In den 1850er Jahren wurde die barocke Inneneinrichtung in einen neugotischen Stil umgewandelt, bevor sie in den 1960er Jahren wieder in ihre ursprüngliche Form restauriert wurde. Im Zuge der Restaurierung wurden einige Dekorationen aus dem 18. Jahrhundert hervorgebracht. Mittlerweile ist der Dom von Oslo ein kunstvoller und schöner Anziehungspunkt.

 

14. Eismeerkathedrale

Die Eismeerkathedrale (auch bekannt als Ishavskatedralen) in Tromsø wurde am 19.11.1965 eingeweiht. Hier gelang dem Architekten, Jan Inge Hovig, ein Meisterwerk. Diese Sehenswürdigkeit ist von der Tromsø-Brücke, bei der Landung mit dem Flugzeug in Tromsø und vom Tromsø-Sund aus sichtbar.

Die Form der Kathedrale geben ihr die 11 aluminiumbeschichteten Betonplatten auf jeder Seite des Daches. Der Haupteingang an der Westseite wird von einer großen Glasfassade mit ausgeprägtem Kreuz geziert.

An der Ostseite befindet sich ein fantastisches Glasmosaik, welches 1972 hinzugefügt wurde.

Dieses Glasmosaik ist eines der bedeutendsten Werke des Künstlers Victor Sparre. Das Werk soll die Hand Gottes darstellen, von dieser drei Lichtstrahlen ausgehen: ein Lichtstrahl durch Jesus, einer durch einen Mann und einer durch eine Frau. Bei Besuchern erregt das Glaswerk mit seinen zahlreichen Symbolen viel Aufmerksamkeit.

 

15. Frognerpark

Frognerpark Oslo Norwegen

Dieser Skulpturenpark ist ein Lebenswerk von Gustav Vigeland. Es umfasst knapp 200 Skulpturen aus Bronze, Schmiedeeisen und Granit. Hauptsächliche Bauzeit war von 1940 bis 1949, ist aber dennoch das Ergebnis 40 jahrelanger Arbeit. Ausgangspunkt für den Park bildet der Vigelands Brunnen.

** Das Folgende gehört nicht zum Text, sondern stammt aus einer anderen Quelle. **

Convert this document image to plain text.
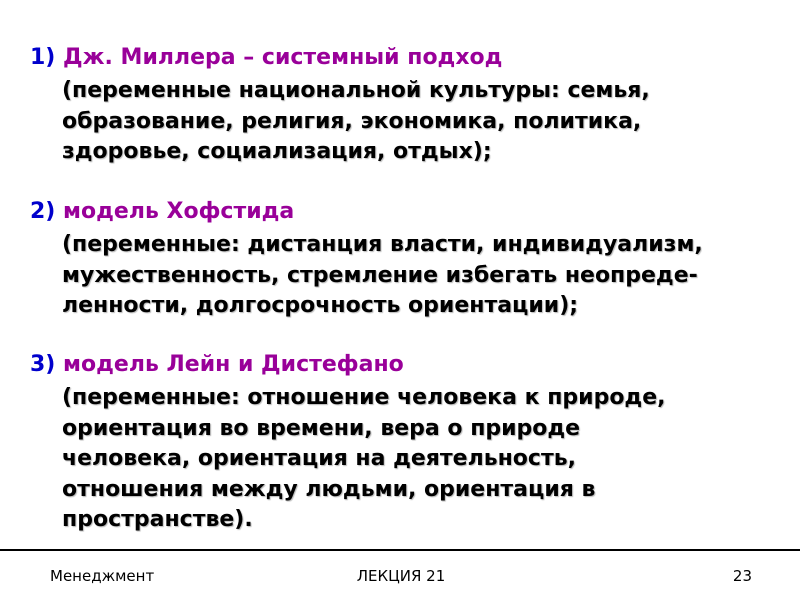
1) Дж. Миллера – системный подход
(переменные национальной культуры: семья,
образование, религия, экономика, политика,
здоровье, социализация, отдых);
2) модель Хофстида
(переменные: дистанция власти, индивидуализм,
мужественность, стремление избегать неопреде-
ленности, долгосрочность ориентации);
3) модель Лейн и Дистефано
(переменные: отношение человека к природе,
ориентация во времени, вера о природе
человека, ориентация на деятельность,
отношения между людьми, ориентация в
пространстве).
Менеджмент	ЛЕКЦИЯ 21	23
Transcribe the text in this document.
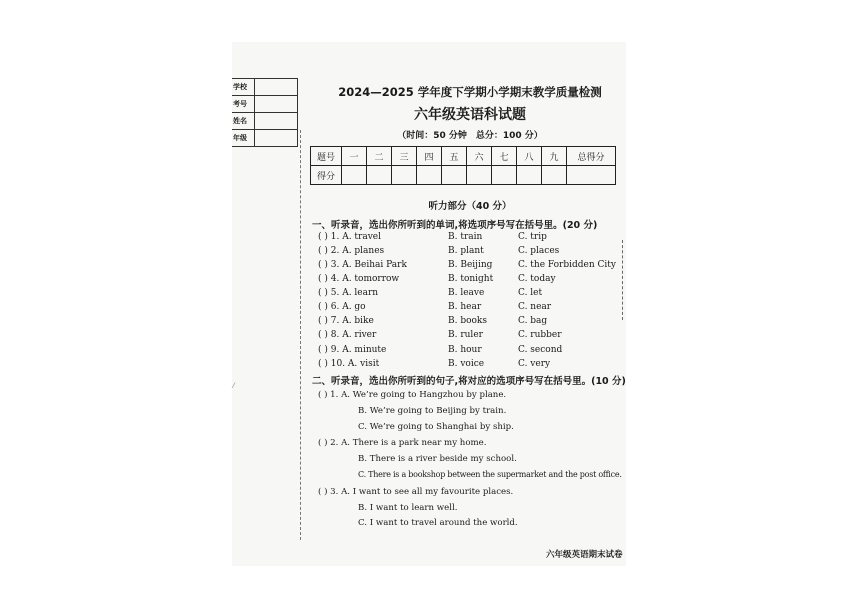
学校	
考号	
姓名	
年级	
⁄
2024—2025 学年度下学期小学期末教学质量检测
六年级英语科试题
（时间：50 分钟　总分：100 分）
题号	一	二	三	四	五	六	七	八	九	总得分
得分										
听力部分（40 分）
一、听录音，选出你所听到的单词,将选项序号写在括号里。(20 分)
( ) 1. A. travel	B. train	C. trip
( ) 2. A. planes	B. plant	C. places
( ) 3. A. Beihai Park	B. Beijing	C. the Forbidden City
( ) 4. A. tomorrow	B. tonight	C. today
( ) 5. A. learn	B. leave	C. let
( ) 6. A. go	B. hear	C. near
( ) 7. A. bike	B. books	C. bag
( ) 8. A. river	B. ruler	C. rubber
( ) 9. A. minute	B. hour	C. second
( ) 10. A. visit	B. voice	C. very
二、听录音，选出你所听到的句子,将对应的选项序号写在括号里。(10 分)
( ) 1. A. We’re going to Hangzhou by plane.
B. We’re going to Beijing by train.
C. We’re going to Shanghai by ship.
( ) 2. A. There is a park near my home.
B. There is a river beside my school.
C. There is a bookshop between the supermarket and the post office.
( ) 3. A. I want to see all my favourite places.
B. I want to learn well.
C. I want to travel around the world.
六年级英语期末试卷
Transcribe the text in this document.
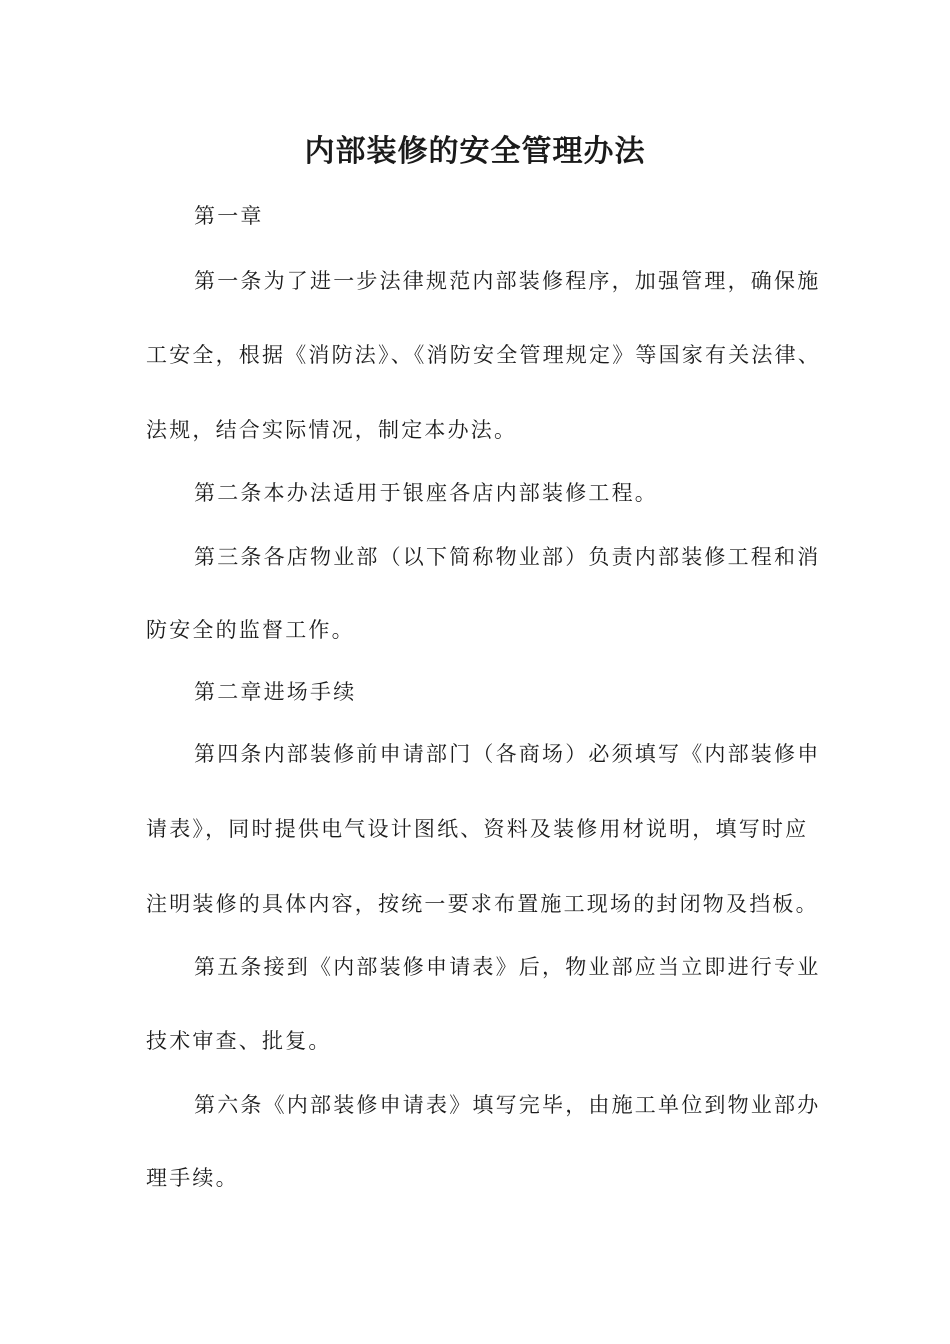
内部装修的安全管理办法
第一章
第一条为了进一步法律规范内部装修程序，加强管理，确保施
工安全，根据《消防法》、《消防安全管理规定》等国家有关法律、
法规，结合实际情况，制定本办法。
第二条本办法适用于银座各店内部装修工程。
第三条各店物业部（以下简称物业部）负责内部装修工程和消
防安全的监督工作。
第二章进场手续
第四条内部装修前申请部门（各商场）必须填写《内部装修申
请表》，同时提供电气设计图纸、资料及装修用材说明，填写时应
注明装修的具体内容，按统一要求布置施工现场的封闭物及挡板。
第五条接到《内部装修申请表》后，物业部应当立即进行专业
技术审查、批复。
第六条《内部装修申请表》填写完毕，由施工单位到物业部办
理手续。
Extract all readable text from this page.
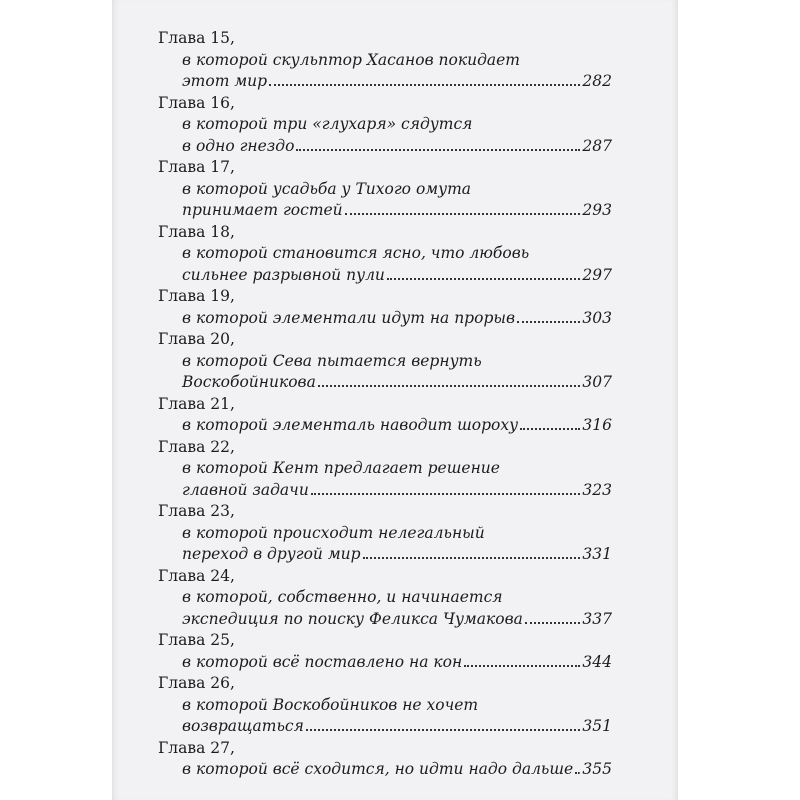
Глава 15,
в которой скульптор Хасанов покидает
этот мир	282
Глава 16,
в которой три «глухаря» сядутся
в одно гнездо	287
Глава 17,
в которой усадьба у Тихого омута
принимает гостей	293
Глава 18,
в которой становится ясно, что любовь
сильнее разрывной пули	297
Глава 19,
в которой элементали идут на прорыв	303
Глава 20,
в которой Сева пытается вернуть
Воскобойникова	307
Глава 21,
в которой элементаль наводит шороху	316
Глава 22,
в которой Кент предлагает решение
главной задачи	323
Глава 23,
в которой происходит нелегальный
переход в другой мир	331
Глава 24,
в которой, собственно, и начинается
экспедиция по поиску Феликса Чумакова	337
Глава 25,
в которой всё поставлено на кон	344
Глава 26,
в которой Воскобойников не хочет
возвращаться	351
Глава 27,
в которой всё сходится, но идти надо дальше 355
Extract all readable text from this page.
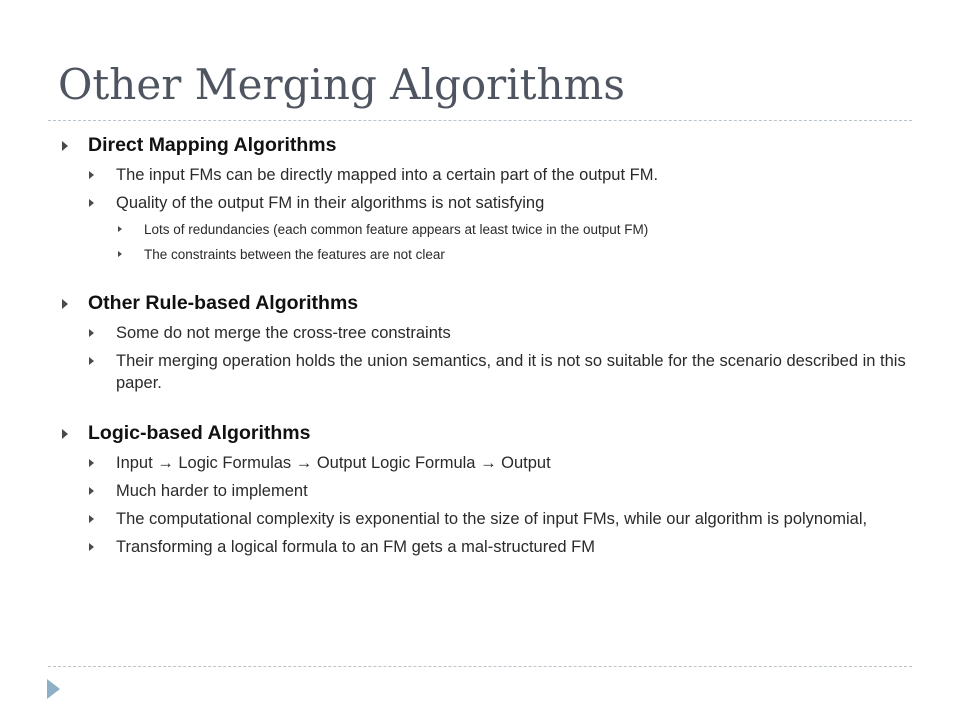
Other Merging Algorithms
Direct Mapping Algorithms
The input FMs can be directly mapped into a certain part of the output FM.
Quality of the output FM in their algorithms is not satisfying
Lots of redundancies (each common feature appears at least twice in the output FM)
The constraints between the features are not clear
Other Rule-based Algorithms
Some do not merge the cross-tree constraints
Their merging operation holds the union semantics, and it is not so suitable for the scenario described in this paper.
Logic-based Algorithms
Input → Logic Formulas → Output Logic Formula → Output
Much harder to implement
The computational complexity is exponential to the size of input FMs, while our algorithm is polynomial,
Transforming a logical formula to an FM gets a mal-structured FM
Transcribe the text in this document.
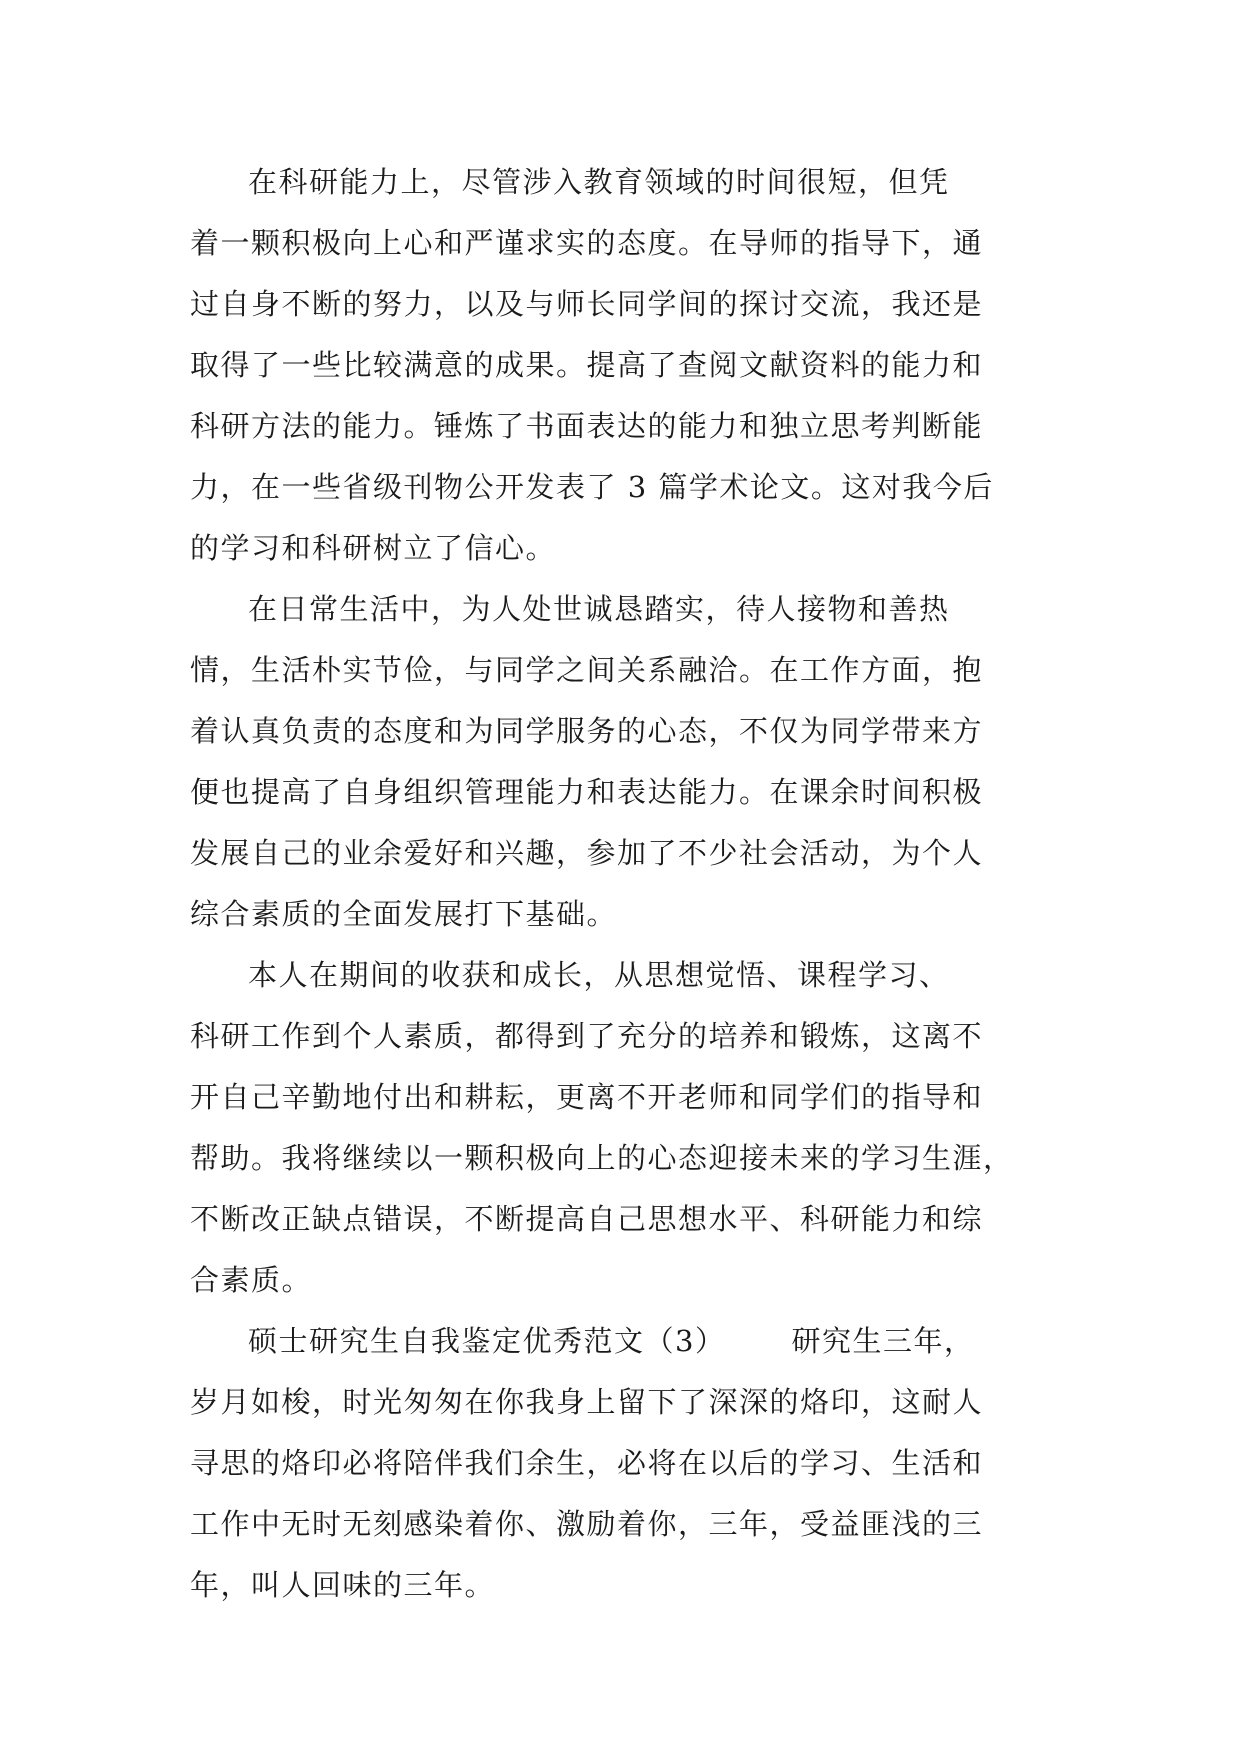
在科研能力上，尽管涉入教育领域的时间很短，但凭
着一颗积极向上心和严谨求实的态度。在导师的指导下，通
过自身不断的努力，以及与师长同学间的探讨交流，我还是
取得了一些比较满意的成果。提高了查阅文献资料的能力和
科研方法的能力。锤炼了书面表达的能力和独立思考判断能
力，在一些省级刊物公开发表了 3 篇学术论文。这对我今后
的学习和科研树立了信心。

在日常生活中，为人处世诚恳踏实，待人接物和善热
情，生活朴实节俭，与同学之间关系融洽。在工作方面，抱
着认真负责的态度和为同学服务的心态，不仅为同学带来方
便也提高了自身组织管理能力和表达能力。在课余时间积极
发展自己的业余爱好和兴趣，参加了不少社会活动，为个人
综合素质的全面发展打下基础。

本人在期间的收获和成长，从思想觉悟、课程学习、
科研工作到个人素质，都得到了充分的培养和锻炼，这离不
开自己辛勤地付出和耕耘，更离不开老师和同学们的指导和
帮助。我将继续以一颗积极向上的心态迎接未来的学习生涯，
不断改正缺点错误，不断提高自己思想水平、科研能力和综
合素质。

硕士研究生自我鉴定优秀范文（3） 研究生三年，
岁月如梭，时光匆匆在你我身上留下了深深的烙印，这耐人
寻思的烙印必将陪伴我们余生，必将在以后的学习、生活和
工作中无时无刻感染着你、激励着你，三年，受益匪浅的三
年，叫人回味的三年。
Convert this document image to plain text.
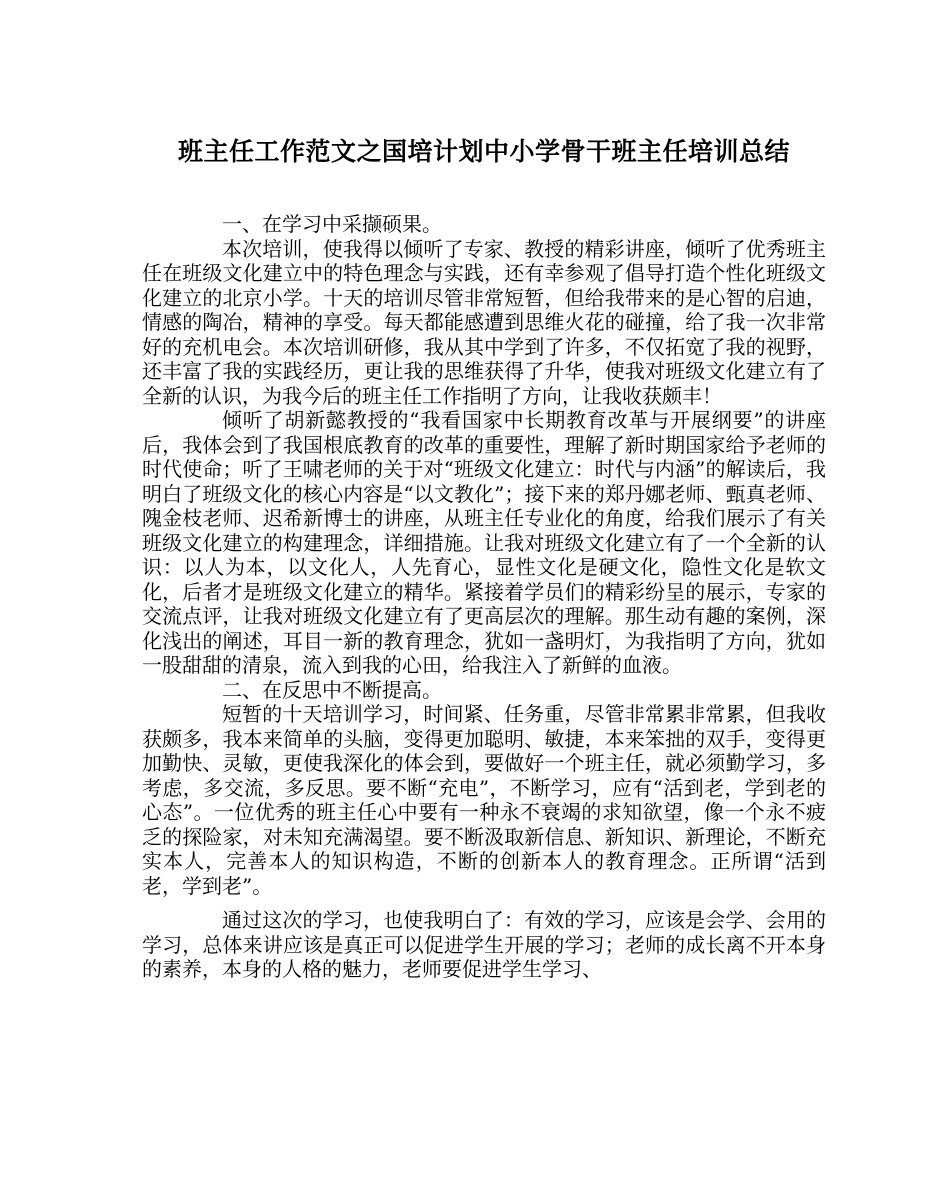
班主任工作范文之国培计划中小学骨干班主任培训总结

一、在学习中采撷硕果。

本次培训，使我得以倾听了专家、教授的精彩讲座，倾听了优秀班主任在班级文化建立中的特色理念与实践，还有幸参观了倡导打造个性化班级文化建立的北京小学。十天的培训尽管非常短暂，但给我带来的是心智的启迪，情感的陶冶，精神的享受。每天都能感遭到思维火花的碰撞，给了我一次非常好的充机电会。本次培训研修，我从其中学到了许多，不仅拓宽了我的视野，还丰富了我的实践经历，更让我的思维获得了升华，使我对班级文化建立有了全新的认识，为我今后的班主任工作指明了方向，让我收获颇丰！

倾听了胡新懿教授的“我看国家中长期教育改革与开展纲要”的讲座后，我体会到了我国根底教育的改革的重要性，理解了新时期国家给予老师的时代使命；听了王啸老师的关于对“班级文化建立：时代与内涵”的解读后，我明白了班级文化的核心内容是“以文教化”；接下来的郑丹娜老师、甄真老师、隗金枝老师、迟希新博士的讲座，从班主任专业化的角度，给我们展示了有关班级文化建立的构建理念，详细措施。让我对班级文化建立有了一个全新的认识：以人为本，以文化人，人先育心，显性文化是硬文化，隐性文化是软文化，后者才是班级文化建立的精华。紧接着学员们的精彩纷呈的展示，专家的交流点评，让我对班级文化建立有了更高层次的理解。那生动有趣的案例，深化浅出的阐述，耳目一新的教育理念，犹如一盏明灯，为我指明了方向，犹如一股甜甜的清泉，流入到我的心田，给我注入了新鲜的血液。

二、在反思中不断提高。

短暂的十天培训学习，时间紧、任务重，尽管非常累非常累，但我收获颇多，我本来简单的头脑，变得更加聪明、敏捷，本来笨拙的双手，变得更加勤快、灵敏，更使我深化的体会到，要做好一个班主任，就必须勤学习，多考虑，多交流，多反思。要不断“充电”，不断学习，应有“活到老，学到老的心态”。一位优秀的班主任心中要有一种永不衰竭的求知欲望，像一个永不疲乏的探险家，对未知充满渴望。要不断汲取新信息、新知识、新理论，不断充实本人，完善本人的知识构造，不断的创新本人的教育理念。正所谓“活到老，学到老”。

通过这次的学习，也使我明白了：有效的学习，应该是会学、会用的学习，总体来讲应该是真正可以促进学生开展的学习；老师的成长离不开本身的素养，本身的人格的魅力，老师要促进学生学习、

Dieser sollte eigentlich auf dem Eidsvoll Plass vor dem Storting aufgestellt werden, doch dieser Plan wurde nie verwirklicht und wurde später so zum Teil von Vigelands umfangreichen Parkplänen.

Der Stadtrat beschloss im Jahr 1924 dann, dass dieser monumentale Brunnen des Künstlers im Frogner-Park aufgestellt werden soll. Bis zu diesem Zeitpunkt erweiterte sich das Parkprojekt von Vigeland um die Brücke und den Monolithen.

Fazit

Eine perfekte Kombination aus Bahnfahrten und Mietwagen machen Norwegen zu einem spektakulären Urlaub.

Bei verschiedenen Bahnfahrten kann man einen sehr guten ersten Eindruck der Landschaften gewinnen und dabei ganz entspannt aus dem Fenster schauen.

Eine komplette Unabhängigkeit erhält man jedoch erst mit einem Mietwagen. Norwegen hält hinter jeder Ecke zahlreiche Überraschungen bereit, die es zu erkunden gilt. Also einfach anhalten, aussteigen und genießen!